BY Erin LowersPublished Apr 22, 2016

For Director X, a revered music video director who grew up in Brampton, ON, the story of his first feature film Across the Line parallels some realities of his hometown, but is still a far cry from the film's setting of North Preston, NS, and its "typical Canadian hockey" storyline.
 
"You have an idea of how things work and you get a larger view of racism, I think you can say," Director X says of Toronto. "I've been in North Preston when there's a dirt road to get out there. It just got paved not long ago," he says by comparison.
 
Historically a final destination for American slaves seeking refuge via the Underground Railroad, North Preston quickly became one of Canada's largest predominately black communities — and subsequently, one that's been embroiled in race riots and socio-economic struggles ever since. Across the Line highlights these struggles through the story of teen hockey star Mattie Slaughter (Race's Stephan James) and the 1989 race riots at Cole Harbour District High School.
 
"I liked what it said about everything," Director X says, "and I liked that we were actually doing something about North Preston and the history out there, showing the different side of Canada on a bunch of different levels that a lot of people didn't know existed. That was really interesting to me.

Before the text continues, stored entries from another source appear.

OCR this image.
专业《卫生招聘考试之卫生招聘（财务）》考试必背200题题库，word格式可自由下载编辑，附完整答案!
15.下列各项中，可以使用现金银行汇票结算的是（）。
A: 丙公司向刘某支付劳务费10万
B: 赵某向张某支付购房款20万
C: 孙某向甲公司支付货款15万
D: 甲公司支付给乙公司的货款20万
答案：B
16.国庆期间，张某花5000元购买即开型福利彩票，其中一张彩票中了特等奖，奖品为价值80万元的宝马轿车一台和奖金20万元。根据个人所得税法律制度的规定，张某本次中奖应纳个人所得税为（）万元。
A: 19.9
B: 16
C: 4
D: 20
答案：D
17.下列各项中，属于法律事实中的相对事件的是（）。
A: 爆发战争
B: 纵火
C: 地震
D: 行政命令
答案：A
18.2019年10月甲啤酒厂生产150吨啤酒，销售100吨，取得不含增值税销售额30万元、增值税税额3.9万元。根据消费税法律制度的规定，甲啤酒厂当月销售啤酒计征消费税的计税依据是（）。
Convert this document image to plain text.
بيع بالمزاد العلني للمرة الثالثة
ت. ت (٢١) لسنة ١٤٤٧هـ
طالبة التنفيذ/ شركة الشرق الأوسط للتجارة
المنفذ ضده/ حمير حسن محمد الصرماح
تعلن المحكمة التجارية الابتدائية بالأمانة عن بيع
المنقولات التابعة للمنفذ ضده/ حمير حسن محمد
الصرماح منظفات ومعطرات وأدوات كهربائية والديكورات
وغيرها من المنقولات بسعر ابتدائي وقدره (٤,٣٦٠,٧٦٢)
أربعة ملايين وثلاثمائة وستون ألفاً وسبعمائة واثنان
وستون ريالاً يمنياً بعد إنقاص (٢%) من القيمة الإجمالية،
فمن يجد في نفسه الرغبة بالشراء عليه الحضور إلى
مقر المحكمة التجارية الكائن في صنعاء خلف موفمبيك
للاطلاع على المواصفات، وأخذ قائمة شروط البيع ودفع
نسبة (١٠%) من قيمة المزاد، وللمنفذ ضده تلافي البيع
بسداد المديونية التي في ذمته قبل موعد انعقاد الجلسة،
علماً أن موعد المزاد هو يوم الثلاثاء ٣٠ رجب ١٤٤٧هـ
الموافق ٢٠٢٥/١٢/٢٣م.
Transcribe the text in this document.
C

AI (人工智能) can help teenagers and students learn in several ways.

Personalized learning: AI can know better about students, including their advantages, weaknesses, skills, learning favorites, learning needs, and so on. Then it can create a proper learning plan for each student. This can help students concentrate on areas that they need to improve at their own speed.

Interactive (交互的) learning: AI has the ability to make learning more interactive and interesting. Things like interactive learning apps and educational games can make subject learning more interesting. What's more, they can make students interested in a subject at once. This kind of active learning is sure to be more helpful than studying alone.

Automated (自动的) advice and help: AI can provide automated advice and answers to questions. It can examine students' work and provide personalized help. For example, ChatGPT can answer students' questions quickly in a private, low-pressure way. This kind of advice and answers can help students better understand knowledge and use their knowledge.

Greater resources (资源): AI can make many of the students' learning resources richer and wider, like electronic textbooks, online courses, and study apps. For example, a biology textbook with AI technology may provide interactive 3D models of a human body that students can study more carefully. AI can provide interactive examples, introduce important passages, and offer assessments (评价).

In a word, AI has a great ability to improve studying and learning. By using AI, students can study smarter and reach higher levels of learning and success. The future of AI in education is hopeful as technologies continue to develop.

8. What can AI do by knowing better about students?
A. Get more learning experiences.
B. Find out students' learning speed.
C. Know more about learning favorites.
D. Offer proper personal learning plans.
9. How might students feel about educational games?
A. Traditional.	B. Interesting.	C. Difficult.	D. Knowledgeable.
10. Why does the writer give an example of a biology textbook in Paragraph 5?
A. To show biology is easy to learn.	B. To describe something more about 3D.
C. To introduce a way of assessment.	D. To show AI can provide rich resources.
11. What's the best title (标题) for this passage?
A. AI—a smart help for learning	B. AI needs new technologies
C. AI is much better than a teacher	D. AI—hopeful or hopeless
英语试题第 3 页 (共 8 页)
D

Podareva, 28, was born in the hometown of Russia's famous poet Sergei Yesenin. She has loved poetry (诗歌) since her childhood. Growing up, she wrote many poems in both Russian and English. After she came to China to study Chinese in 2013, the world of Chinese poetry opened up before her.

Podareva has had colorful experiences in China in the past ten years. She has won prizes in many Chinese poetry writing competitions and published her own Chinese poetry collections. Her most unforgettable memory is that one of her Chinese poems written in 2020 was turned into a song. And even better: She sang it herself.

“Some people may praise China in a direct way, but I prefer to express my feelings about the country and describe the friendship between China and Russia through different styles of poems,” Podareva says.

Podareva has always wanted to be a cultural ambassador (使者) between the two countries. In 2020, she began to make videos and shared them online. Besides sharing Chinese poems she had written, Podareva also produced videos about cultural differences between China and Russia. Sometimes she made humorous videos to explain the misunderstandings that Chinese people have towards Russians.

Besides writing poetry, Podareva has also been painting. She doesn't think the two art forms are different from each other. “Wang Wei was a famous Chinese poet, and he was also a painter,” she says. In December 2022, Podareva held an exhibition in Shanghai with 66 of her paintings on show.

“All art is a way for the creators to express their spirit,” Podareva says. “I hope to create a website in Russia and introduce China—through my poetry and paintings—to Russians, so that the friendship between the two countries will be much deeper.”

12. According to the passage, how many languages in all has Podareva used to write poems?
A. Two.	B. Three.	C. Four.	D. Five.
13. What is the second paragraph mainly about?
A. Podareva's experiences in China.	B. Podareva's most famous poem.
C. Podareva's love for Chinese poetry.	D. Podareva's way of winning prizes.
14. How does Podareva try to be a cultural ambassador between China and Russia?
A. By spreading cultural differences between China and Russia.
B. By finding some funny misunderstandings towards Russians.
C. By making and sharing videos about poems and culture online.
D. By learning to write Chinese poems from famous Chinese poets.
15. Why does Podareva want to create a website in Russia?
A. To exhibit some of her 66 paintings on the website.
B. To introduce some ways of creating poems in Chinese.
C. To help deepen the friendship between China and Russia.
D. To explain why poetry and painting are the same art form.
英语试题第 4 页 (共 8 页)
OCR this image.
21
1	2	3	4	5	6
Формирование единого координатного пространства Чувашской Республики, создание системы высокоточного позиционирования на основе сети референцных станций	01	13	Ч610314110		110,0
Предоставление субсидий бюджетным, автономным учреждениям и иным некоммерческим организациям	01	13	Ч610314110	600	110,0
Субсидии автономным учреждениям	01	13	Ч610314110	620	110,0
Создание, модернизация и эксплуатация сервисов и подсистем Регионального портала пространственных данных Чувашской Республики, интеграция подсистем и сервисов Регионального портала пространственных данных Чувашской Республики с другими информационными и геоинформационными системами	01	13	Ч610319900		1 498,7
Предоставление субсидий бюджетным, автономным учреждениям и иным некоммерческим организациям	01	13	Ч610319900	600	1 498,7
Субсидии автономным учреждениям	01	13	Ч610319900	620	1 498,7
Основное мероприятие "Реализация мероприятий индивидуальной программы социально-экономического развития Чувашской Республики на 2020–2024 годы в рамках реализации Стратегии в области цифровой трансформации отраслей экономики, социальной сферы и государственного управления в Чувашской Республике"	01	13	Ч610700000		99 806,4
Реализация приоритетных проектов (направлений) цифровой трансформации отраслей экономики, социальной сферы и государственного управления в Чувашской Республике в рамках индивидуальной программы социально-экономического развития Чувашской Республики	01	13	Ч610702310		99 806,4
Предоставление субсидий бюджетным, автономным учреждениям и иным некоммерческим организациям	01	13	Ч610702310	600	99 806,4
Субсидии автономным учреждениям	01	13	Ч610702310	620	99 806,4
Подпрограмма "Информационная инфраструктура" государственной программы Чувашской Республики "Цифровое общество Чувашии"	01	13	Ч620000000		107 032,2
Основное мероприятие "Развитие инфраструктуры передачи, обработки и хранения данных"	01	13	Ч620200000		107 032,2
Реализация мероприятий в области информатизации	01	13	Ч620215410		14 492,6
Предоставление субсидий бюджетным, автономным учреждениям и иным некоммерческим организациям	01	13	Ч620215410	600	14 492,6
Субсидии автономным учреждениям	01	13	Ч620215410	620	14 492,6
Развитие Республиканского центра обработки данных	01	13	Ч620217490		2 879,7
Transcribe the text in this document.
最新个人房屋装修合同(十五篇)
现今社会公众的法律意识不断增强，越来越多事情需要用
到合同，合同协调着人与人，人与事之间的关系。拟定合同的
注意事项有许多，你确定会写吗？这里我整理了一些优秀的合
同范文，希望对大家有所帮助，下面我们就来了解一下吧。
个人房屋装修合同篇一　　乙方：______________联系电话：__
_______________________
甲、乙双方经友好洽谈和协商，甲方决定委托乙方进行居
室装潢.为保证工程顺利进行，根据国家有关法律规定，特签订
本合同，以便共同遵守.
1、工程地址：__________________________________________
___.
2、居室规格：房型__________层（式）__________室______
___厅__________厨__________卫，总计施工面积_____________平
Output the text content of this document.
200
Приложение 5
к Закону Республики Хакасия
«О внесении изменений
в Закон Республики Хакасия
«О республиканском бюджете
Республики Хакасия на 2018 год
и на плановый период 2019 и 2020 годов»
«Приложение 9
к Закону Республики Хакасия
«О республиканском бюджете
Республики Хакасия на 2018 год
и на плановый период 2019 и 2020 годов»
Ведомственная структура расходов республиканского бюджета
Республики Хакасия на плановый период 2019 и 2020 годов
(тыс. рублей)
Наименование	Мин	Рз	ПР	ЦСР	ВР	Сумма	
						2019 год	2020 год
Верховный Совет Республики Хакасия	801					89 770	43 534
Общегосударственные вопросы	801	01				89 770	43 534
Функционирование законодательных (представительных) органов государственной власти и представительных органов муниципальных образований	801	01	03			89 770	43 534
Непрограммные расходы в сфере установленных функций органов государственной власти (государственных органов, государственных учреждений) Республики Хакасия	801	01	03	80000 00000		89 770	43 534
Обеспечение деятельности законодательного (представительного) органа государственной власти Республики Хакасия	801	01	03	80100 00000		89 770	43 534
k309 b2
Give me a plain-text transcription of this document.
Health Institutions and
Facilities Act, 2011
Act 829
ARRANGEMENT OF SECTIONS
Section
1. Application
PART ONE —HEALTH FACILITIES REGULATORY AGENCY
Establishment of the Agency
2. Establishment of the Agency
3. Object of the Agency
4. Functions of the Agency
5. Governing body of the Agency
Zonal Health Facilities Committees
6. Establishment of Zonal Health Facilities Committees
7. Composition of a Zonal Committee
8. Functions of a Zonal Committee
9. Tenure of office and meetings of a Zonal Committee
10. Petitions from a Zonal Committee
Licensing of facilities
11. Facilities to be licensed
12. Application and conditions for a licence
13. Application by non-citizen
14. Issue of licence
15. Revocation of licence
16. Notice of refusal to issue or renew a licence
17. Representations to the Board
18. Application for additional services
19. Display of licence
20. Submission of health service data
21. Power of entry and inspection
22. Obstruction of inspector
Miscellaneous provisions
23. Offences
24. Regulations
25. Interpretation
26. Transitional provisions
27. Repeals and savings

Did you register that the church said 1856? The church is established in 1856, where it said 'Canada's Largest Black Community: We've Come This Way By Faith.' There's lot of history in this place," he continues.
 
With a film driven by race, identity and no clear solution, X states, "Our climax was purposefully written." Based on his own experiences, he concludes, "Seeing people get along and realizing what separates us and what causes the conflict [is] lack of information and lack of interaction [that] kicks off the ignorance of each other, and then when you fill in the ignorance with assumptions, these things lead to bigger conflicts."